3. VERIFY: government sends in a rapid impact assessment team
Should citizen reports confirm that the population under investigation does at least perceive that they are being significantly impacted, the next step would be to send in a team to gather the hard statistical evidence on the nature and severity of the impacts and establish their underlying causes. Armed with hard evidence that they would otherwise never have known they needed to collect, government would now be in a position to implement an appropriate policy response – hopefully within a matter of weeks after the initial signal was detected.
To sum up, we believe that we work with governments to develop an approach where they are able to fuse real-time information exhaust and statistical contextual data to detect anomalies, use selective elicitation of citizen reports from trusted sources to confirm that an onsite assessment is required, and then send in a team to get the hard evidence.
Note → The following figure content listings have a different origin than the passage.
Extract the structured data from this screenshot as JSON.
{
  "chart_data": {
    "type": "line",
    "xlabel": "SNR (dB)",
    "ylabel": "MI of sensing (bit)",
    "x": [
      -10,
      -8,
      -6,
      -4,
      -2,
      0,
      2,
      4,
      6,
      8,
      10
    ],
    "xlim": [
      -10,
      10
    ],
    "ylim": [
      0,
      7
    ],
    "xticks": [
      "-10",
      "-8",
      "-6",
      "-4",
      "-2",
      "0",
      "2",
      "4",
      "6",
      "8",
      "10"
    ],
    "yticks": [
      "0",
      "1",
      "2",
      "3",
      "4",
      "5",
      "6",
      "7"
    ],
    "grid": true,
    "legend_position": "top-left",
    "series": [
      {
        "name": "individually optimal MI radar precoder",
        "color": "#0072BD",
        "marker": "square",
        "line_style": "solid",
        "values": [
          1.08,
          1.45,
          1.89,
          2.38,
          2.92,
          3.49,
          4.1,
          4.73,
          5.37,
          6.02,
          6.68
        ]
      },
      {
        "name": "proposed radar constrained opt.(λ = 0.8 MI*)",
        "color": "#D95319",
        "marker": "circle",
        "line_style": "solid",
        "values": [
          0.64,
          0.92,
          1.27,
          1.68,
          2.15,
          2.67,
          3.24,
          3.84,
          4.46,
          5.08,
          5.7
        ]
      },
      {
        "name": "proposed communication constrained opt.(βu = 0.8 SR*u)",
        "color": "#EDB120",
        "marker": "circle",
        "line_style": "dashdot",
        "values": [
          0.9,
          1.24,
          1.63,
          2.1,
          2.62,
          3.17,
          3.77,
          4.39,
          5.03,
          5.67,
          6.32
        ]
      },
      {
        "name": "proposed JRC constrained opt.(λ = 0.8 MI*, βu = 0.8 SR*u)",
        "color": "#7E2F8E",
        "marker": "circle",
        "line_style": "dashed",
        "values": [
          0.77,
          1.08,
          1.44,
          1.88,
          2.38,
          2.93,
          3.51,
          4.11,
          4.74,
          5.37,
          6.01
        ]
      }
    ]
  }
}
So the answer is a provisional “yes” — we do believe there is a potentially useful augmentative role for crowdsourcing (in one form or another) in Global Pulse, provided that our Member State partners are game to explore the utility of this technique through the Pulse Labs, which will be trying out a variety of emerging technologies and experimenting with many different approaches to real-time monitoring. Platforms like Swift River and Riff, which were initially developed for sudden-onset emergencies, may also prove useful for the development crises Global Pulse is focused on. Now it’s time to find out what actually works!
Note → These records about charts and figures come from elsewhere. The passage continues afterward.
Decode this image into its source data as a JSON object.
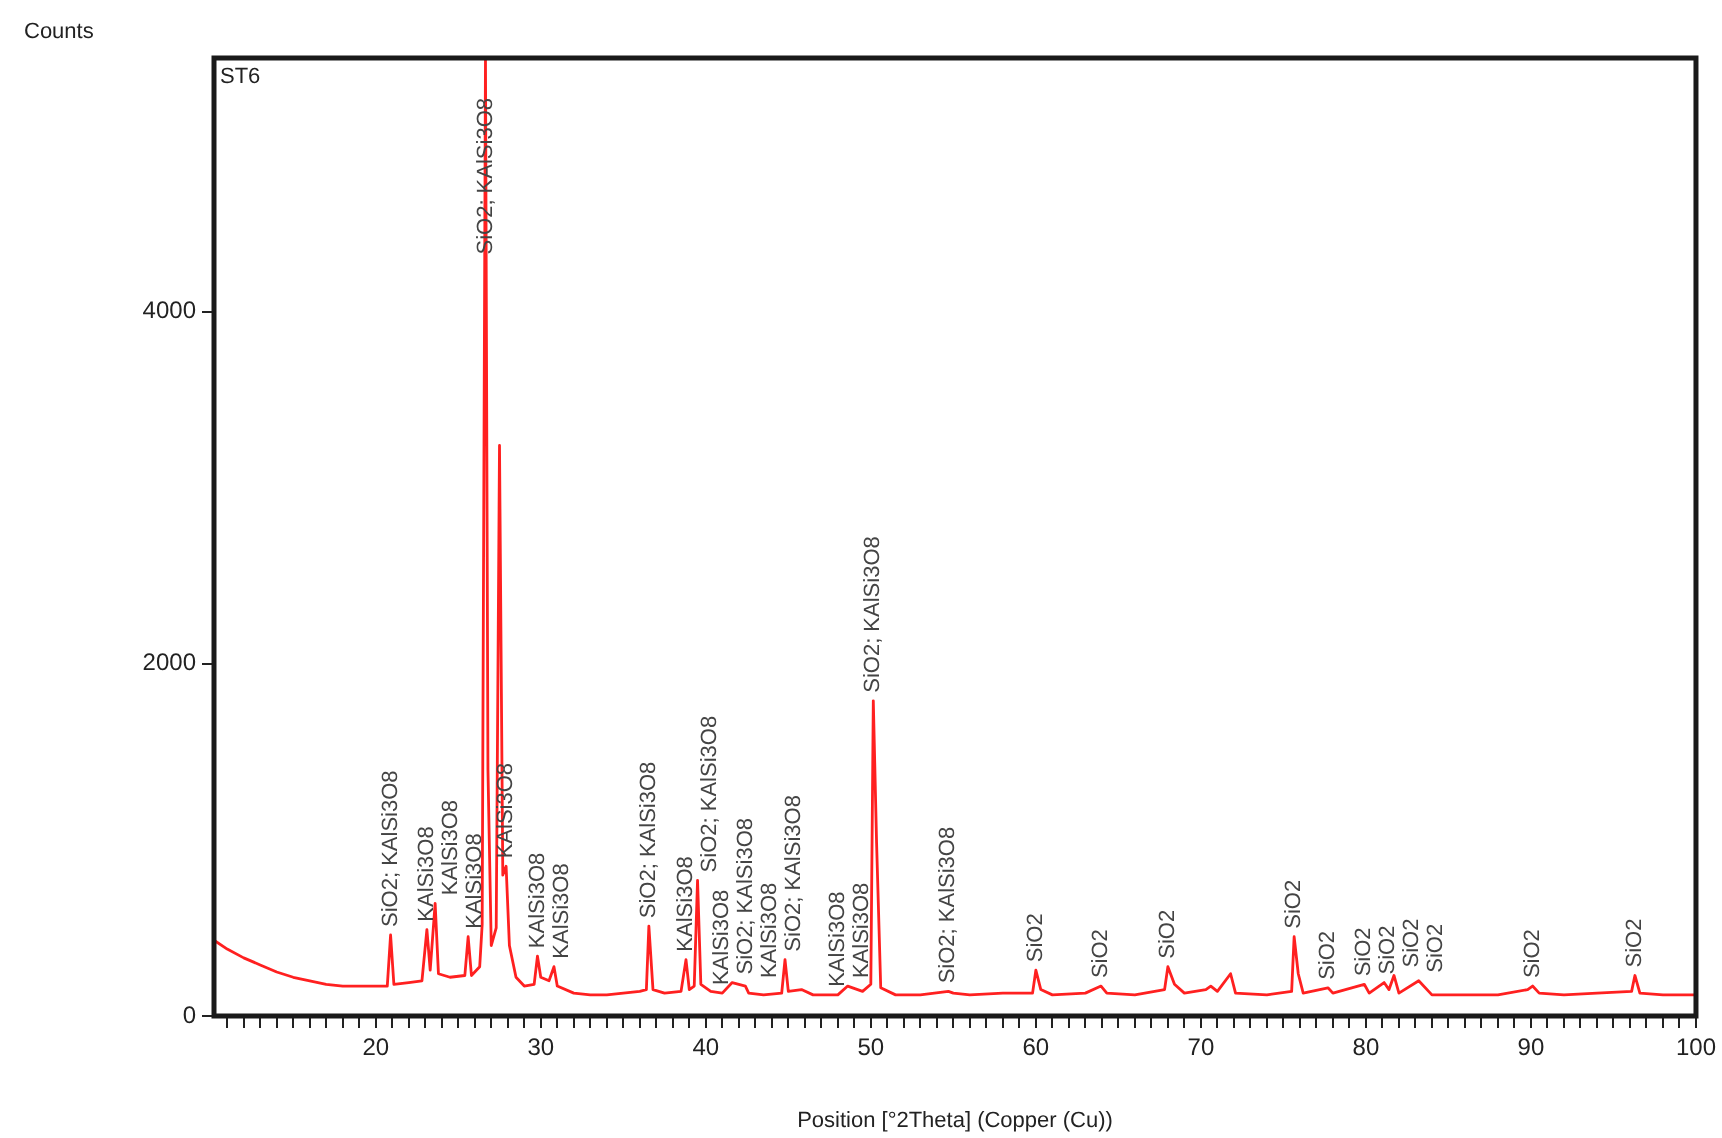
{
  "chart_data": {
    "type": "line",
    "title": "ST6",
    "xlabel": "Position [°2Theta] (Copper (Cu))",
    "ylabel": "Counts",
    "x": [
      10.2,
      11,
      12,
      13,
      14,
      15,
      16,
      17,
      18,
      19,
      20,
      20.7,
      20.9,
      21.1,
      22,
      22.8,
      23.1,
      23.3,
      23.6,
      23.8,
      24.5,
      25.4,
      25.6,
      25.8,
      26.3,
      26.45,
      26.65,
      26.8,
      27.0,
      27.3,
      27.5,
      27.7,
      27.9,
      28.1,
      28.5,
      29.0,
      29.6,
      29.8,
      30.0,
      30.5,
      30.8,
      31.0,
      32,
      33,
      34,
      35,
      36,
      36.4,
      36.55,
      36.8,
      37.5,
      38.5,
      38.8,
      39.0,
      39.3,
      39.5,
      39.7,
      40.3,
      41,
      41.6,
      42.4,
      42.6,
      43.5,
      44.6,
      44.8,
      45.0,
      45.8,
      46.5,
      48,
      48.6,
      49.5,
      50.0,
      50.15,
      50.35,
      50.6,
      51.5,
      53,
      54.7,
      55,
      56,
      58,
      59.8,
      60.0,
      60.3,
      61,
      63,
      63.95,
      64.3,
      66,
      67.8,
      68.0,
      68.4,
      69,
      70.3,
      70.6,
      71,
      71.8,
      72.1,
      74,
      75.5,
      75.65,
      75.9,
      76.2,
      77.7,
      78,
      79.9,
      80.2,
      81.1,
      81.4,
      81.7,
      82,
      83.2,
      84,
      86,
      88,
      89.8,
      90.1,
      90.5,
      92,
      94,
      96.1,
      96.3,
      96.6,
      98,
      99.9
    ],
    "series": [
      {
        "color": "#ff2020",
        "values": [
          430,
          380,
          330,
          290,
          250,
          220,
          200,
          180,
          170,
          170,
          170,
          170,
          460,
          180,
          190,
          200,
          490,
          260,
          640,
          240,
          220,
          230,
          450,
          230,
          280,
          520,
          5440,
          1400,
          400,
          500,
          3240,
          800,
          850,
          400,
          220,
          170,
          180,
          340,
          220,
          200,
          280,
          170,
          130,
          120,
          120,
          130,
          140,
          150,
          510,
          150,
          130,
          140,
          320,
          150,
          170,
          770,
          180,
          140,
          130,
          190,
          170,
          130,
          120,
          130,
          320,
          140,
          150,
          120,
          120,
          170,
          140,
          180,
          1790,
          980,
          160,
          120,
          120,
          140,
          130,
          120,
          130,
          130,
          260,
          150,
          120,
          130,
          170,
          130,
          120,
          150,
          280,
          180,
          130,
          150,
          170,
          140,
          240,
          130,
          120,
          140,
          450,
          240,
          130,
          160,
          130,
          180,
          130,
          190,
          150,
          230,
          130,
          200,
          120,
          120,
          120,
          150,
          170,
          130,
          120,
          130,
          140,
          230,
          130,
          120,
          120
        ]
      }
    ],
    "xlim": [
      10.2,
      100
    ],
    "ylim": [
      0,
      5440
    ],
    "xticks": [
      {
        "value": 11,
        "label": null
      },
      {
        "value": 12,
        "label": null
      },
      {
        "value": 13,
        "label": null
      },
      {
        "value": 14,
        "label": null
      },
      {
        "value": 15,
        "label": null
      },
      {
        "value": 16,
        "label": null
      },
      {
        "value": 17,
        "label": null
      },
      {
        "value": 18,
        "label": null
      },
      {
        "value": 19,
        "label": null
      },
      20,
      {
        "value": 21,
        "label": null
      },
      {
        "value": 22,
        "label": null
      },
      {
        "value": 23,
        "label": null
      },
      {
        "value": 24,
        "label": null
      },
      {
        "value": 25,
        "label": null
      },
      {
        "value": 26,
        "label": null
      },
      {
        "value": 27,
        "label": null
      },
      {
        "value": 28,
        "label": null
      },
      {
        "value": 29,
        "label": null
      },
      30,
      {
        "value": 31,
        "label": null
      },
      {
        "value": 32,
        "label": null
      },
      {
        "value": 33,
        "label": null
      },
      {
        "value": 34,
        "label": null
      },
      {
        "value": 35,
        "label": null
      },
      {
        "value": 36,
        "label": null
      },
      {
        "value": 37,
        "label": null
      },
      {
        "value": 38,
        "label": null
      },
      {
        "value": 39,
        "label": null
      },
      40,
      {
        "value": 41,
        "label": null
      },
      {
        "value": 42,
        "label": null
      },
      {
        "value": 43,
        "label": null
      },
      {
        "value": 44,
        "label": null
      },
      {
        "value": 45,
        "label": null
      },
      {
        "value": 46,
        "label": null
      },
      {
        "value": 47,
        "label": null
      },
      {
        "value": 48,
        "label": null
      },
      {
        "value": 49,
        "label": null
      },
      50,
      {
        "value": 51,
        "label": null
      },
      {
        "value": 52,
        "label": null
      },
      {
        "value": 53,
        "label": null
      },
      {
        "value": 54,
        "label": null
      },
      {
        "value": 55,
        "label": null
      },
      {
        "value": 56,
        "label": null
      },
      {
        "value": 57,
        "label": null
      },
      {
        "value": 58,
        "label": null
      },
      {
        "value": 59,
        "label": null
      },
      60,
      {
        "value": 61,
        "label": null
      },
      {
        "value": 62,
        "label": null
      },
      {
        "value": 63,
        "label": null
      },
      {
        "value": 64,
        "label": null
      },
      {
        "value": 65,
        "label": null
      },
      {
        "value": 66,
        "label": null
      },
      {
        "value": 67,
        "label": null
      },
      {
        "value": 68,
        "label": null
      },
      {
        "value": 69,
        "label": null
      },
      70,
      {
        "value": 71,
        "label": null
      },
      {
        "value": 72,
        "label": null
      },
      {
        "value": 73,
        "label": null
      },
      {
        "value": 74,
        "label": null
      },
      {
        "value": 75,
        "label": null
      },
      {
        "value": 76,
        "label": null
      },
      {
        "value": 77,
        "label": null
      },
      {
        "value": 78,
        "label": null
      },
      {
        "value": 79,
        "label": null
      },
      80,
      {
        "value": 81,
        "label": null
      },
      {
        "value": 82,
        "label": null
      },
      {
        "value": 83,
        "label": null
      },
      {
        "value": 84,
        "label": null
      },
      {
        "value": 85,
        "label": null
      },
      {
        "value": 86,
        "label": null
      },
      {
        "value": 87,
        "label": null
      },
      {
        "value": 88,
        "label": null
      },
      {
        "value": 89,
        "label": null
      },
      90,
      {
        "value": 91,
        "label": null
      },
      {
        "value": 92,
        "label": null
      },
      {
        "value": 93,
        "label": null
      },
      {
        "value": 94,
        "label": null
      },
      {
        "value": 95,
        "label": null
      },
      {
        "value": 96,
        "label": null
      },
      {
        "value": 97,
        "label": null
      },
      {
        "value": 98,
        "label": null
      },
      {
        "value": 99,
        "label": null
      },
      100
    ],
    "yticks": [
      0,
      2000,
      4000
    ],
    "marker": "none",
    "legend": false,
    "annotations": [
      {
        "text": "SiO2; KAlSi3O8",
        "x": 20.9,
        "y": 460
      },
      {
        "text": "KAlSi3O8",
        "x": 23.1,
        "y": 490
      },
      {
        "text": "KAlSi3O8",
        "x": 23.6,
        "y": 640
      },
      {
        "text": "KAlSi3O8",
        "x": 25.6,
        "y": 450
      },
      {
        "text": "SiO2; KAlSi3O8",
        "x": 26.65,
        "y": 5440
      },
      {
        "text": "KAlSi3O8",
        "x": 27.9,
        "y": 850
      },
      {
        "text": "KAlSi3O8",
        "x": 29.8,
        "y": 340
      },
      {
        "text": "KAlSi3O8",
        "x": 30.8,
        "y": 280
      },
      {
        "text": "SiO2; KAlSi3O8",
        "x": 36.55,
        "y": 510
      },
      {
        "text": "KAlSi3O8",
        "x": 38.8,
        "y": 320
      },
      {
        "text": "SiO2; KAlSi3O8",
        "x": 39.5,
        "y": 770
      },
      {
        "text": "KAlSi3O8",
        "x": 41,
        "y": 130
      },
      {
        "text": "SiO2; KAlSi3O8",
        "x": 41.6,
        "y": 190
      },
      {
        "text": "KAlSi3O8",
        "x": 42.4,
        "y": 170
      },
      {
        "text": "SiO2; KAlSi3O8",
        "x": 44.8,
        "y": 320
      },
      {
        "text": "KAlSi3O8",
        "x": 48,
        "y": 120
      },
      {
        "text": "KAlSi3O8",
        "x": 48.6,
        "y": 170
      },
      {
        "text": "SiO2; KAlSi3O8",
        "x": 50.15,
        "y": 1790
      },
      {
        "text": "SiO2; KAlSi3O8",
        "x": 54.7,
        "y": 140
      },
      {
        "text": "SiO2",
        "x": 60.0,
        "y": 260
      },
      {
        "text": "SiO2",
        "x": 63.95,
        "y": 170
      },
      {
        "text": "SiO2",
        "x": 68.0,
        "y": 280
      },
      {
        "text": "SiO2",
        "x": 75.65,
        "y": 450
      },
      {
        "text": "SiO2",
        "x": 77.7,
        "y": 160
      },
      {
        "text": "SiO2",
        "x": 79.9,
        "y": 180
      },
      {
        "text": "SiO2",
        "x": 81.1,
        "y": 190
      },
      {
        "text": "SiO2",
        "x": 81.7,
        "y": 230
      },
      {
        "text": "SiO2",
        "x": 83.2,
        "y": 200
      },
      {
        "text": "SiO2",
        "x": 90.1,
        "y": 170
      },
      {
        "text": "SiO2",
        "x": 96.3,
        "y": 230
      }
    ]
  }
}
We believe the phased investigative approach I have described here has the potential to help accelerate our transition to world in which development decisions, like those in the private sector, are based on real-time evidence. Yet there is much to learn, and there will be many, many iterations on the ground as we go from concept to implementation. Along the way, the technical, methodological and political challenges will be significant, not to mention the clear need to address concerns around individual privacy, data security, data sovereignty, and intellectual property fully and transparently. We’d love your feedback and your ideas on approach as we move forward.